The drummer reluctantly raised his hand.
“Yes, yes,” the old man scoffed impatiently, “what is it?”
“May I be excused, sir?”
Bartleby flurned and looked offended. “No, you cannot be excused.”
“But you said I should raise my hand and ask, sir.”
“And that does not mean I will allow you to miss the remainder of the lesson. We have not been at it above an hour! Do you think lessons take five minutes? This is not the theatre, sir, where you may watch and be entertained and leave whenever it suits you. This is not the circus, where you may practice your comings and goings mightily at your ease. This is a classroom, a place of learning, a sacred temple to the scholarly arts. You are here to learn, to glean, to understand, not to prance about whenever you come down with a case of the fidgets.”

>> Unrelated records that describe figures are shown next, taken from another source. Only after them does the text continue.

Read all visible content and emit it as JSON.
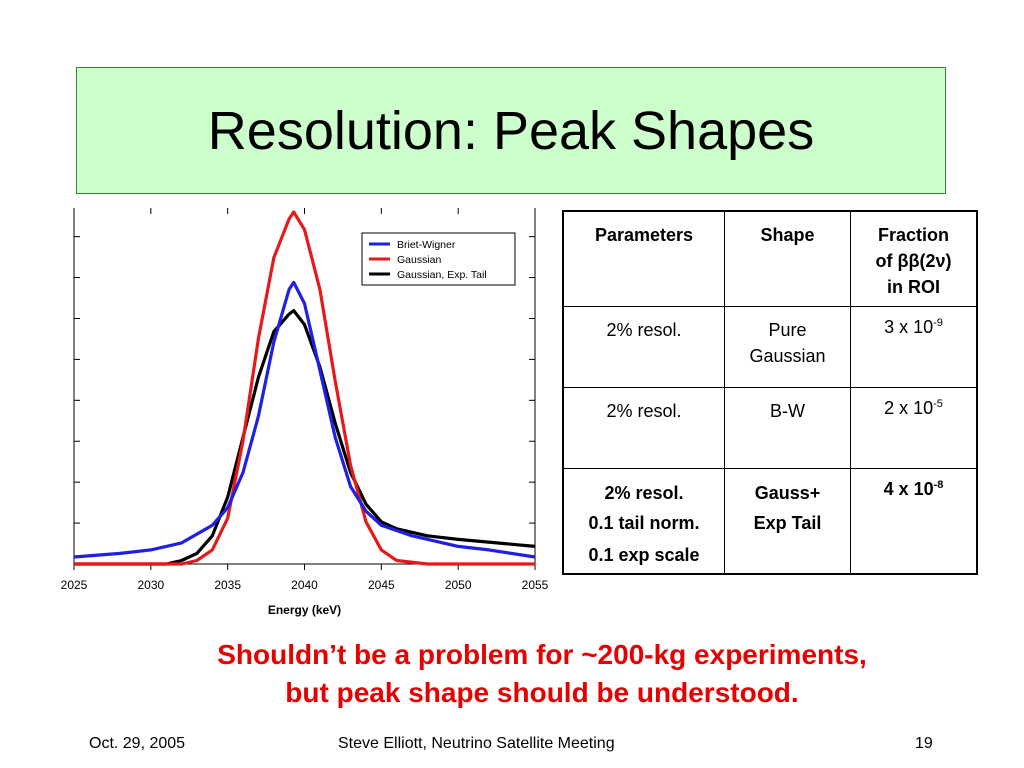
{
  "slide": {
    "title": "Resolution: Peak Shapes",
    "note_line1": "Shouldn’t be a problem for ~200-kg experiments,",
    "note_line2": "but peak shape should be understood.",
    "footer_date": "Oct. 29, 2005",
    "footer_center": "Steve Elliott, Neutrino Satellite Meeting",
    "page_number": "19"
  },
  "table": {
    "headers": [
      "Parameters",
      "Shape",
      "Fraction of ββ(2ν) in ROI"
    ],
    "header_fraction_lines": [
      "Fraction",
      "of ββ(2ν)",
      "in ROI"
    ],
    "rows": [
      {
        "parameters": [
          "2% resol."
        ],
        "shape": [
          "Pure",
          "Gaussian"
        ],
        "fraction_base": "3 x 10",
        "fraction_exp": "-9"
      },
      {
        "parameters": [
          "2% resol."
        ],
        "shape": [
          "B-W"
        ],
        "fraction_base": "2 x 10",
        "fraction_exp": "-5"
      },
      {
        "parameters": [
          "2% resol.",
          "0.1 tail norm.",
          "0.1 exp scale"
        ],
        "shape": [
          "Gauss+",
          "Exp Tail"
        ],
        "fraction_base": "4 x 10",
        "fraction_exp": "-8"
      }
    ]
  },
  "chart_data": {
    "type": "line",
    "xlabel": "Energy (keV)",
    "ylabel": "",
    "xlim": [
      2025,
      2055
    ],
    "x_ticks": [
      "2025",
      "2030",
      "2035",
      "2040",
      "2045",
      "2050",
      "2055"
    ],
    "ylim": [
      0,
      1.0
    ],
    "y_tick_labels_shown": false,
    "legend_position": "top-right",
    "series": [
      {
        "name": "Briet-Wigner",
        "color": "#1f1fe6",
        "x": [
          2025,
          2028,
          2030,
          2032,
          2034,
          2035,
          2036,
          2037,
          2038,
          2039,
          2039.3,
          2040,
          2041,
          2042,
          2043,
          2044,
          2045,
          2047,
          2050,
          2052,
          2055
        ],
        "y": [
          0.02,
          0.03,
          0.04,
          0.06,
          0.11,
          0.16,
          0.26,
          0.42,
          0.63,
          0.78,
          0.8,
          0.74,
          0.55,
          0.36,
          0.22,
          0.15,
          0.11,
          0.08,
          0.05,
          0.04,
          0.02
        ]
      },
      {
        "name": "Gaussian",
        "color": "#e61a1a",
        "x": [
          2025,
          2030,
          2032,
          2033,
          2034,
          2035,
          2036,
          2037,
          2038,
          2039,
          2039.3,
          2040,
          2041,
          2042,
          2043,
          2044,
          2045,
          2046,
          2048,
          2050,
          2055
        ],
        "y": [
          0.0,
          0.0,
          0.0,
          0.01,
          0.04,
          0.13,
          0.35,
          0.64,
          0.87,
          0.98,
          1.0,
          0.95,
          0.78,
          0.52,
          0.28,
          0.12,
          0.04,
          0.01,
          0.0,
          0.0,
          0.0
        ]
      },
      {
        "name": "Gaussian, Exp. Tail",
        "color": "#000000",
        "x": [
          2025,
          2031,
          2032,
          2033,
          2034,
          2035,
          2036,
          2037,
          2038,
          2039,
          2039.3,
          2040,
          2041,
          2042,
          2043,
          2044,
          2045,
          2046,
          2048,
          2050,
          2055
        ],
        "y": [
          0.0,
          0.0,
          0.01,
          0.03,
          0.08,
          0.19,
          0.36,
          0.53,
          0.66,
          0.71,
          0.72,
          0.68,
          0.56,
          0.4,
          0.26,
          0.17,
          0.12,
          0.1,
          0.08,
          0.07,
          0.05
        ]
      }
    ]
  }
}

The drummer would have asserted that this was a quarterdeck of a slave ship and could therefore hardly constitute as a classroom of any sort, but he checked himself, sighed and let it pass; the old man had rid him of a most unwanted and cruel master, had done away with the only man standing between him and his freedom—other than the old man, who was now shamelessly monopolizing his time-- and he could therefore forgive the old man for his pedantic rants, though the drummer’s legs were in desperate want of a stretch. It had been some time since he had been permitted to stand and walk about, and as the two men approaching appeared prepared to overtake the ship, one with a sword in his hand and the other a gargantuan yet sanguine hyldan-- the drummer was very ready to leave his seat and allow them to claim the galley had not the chains binding his ankles impeded him.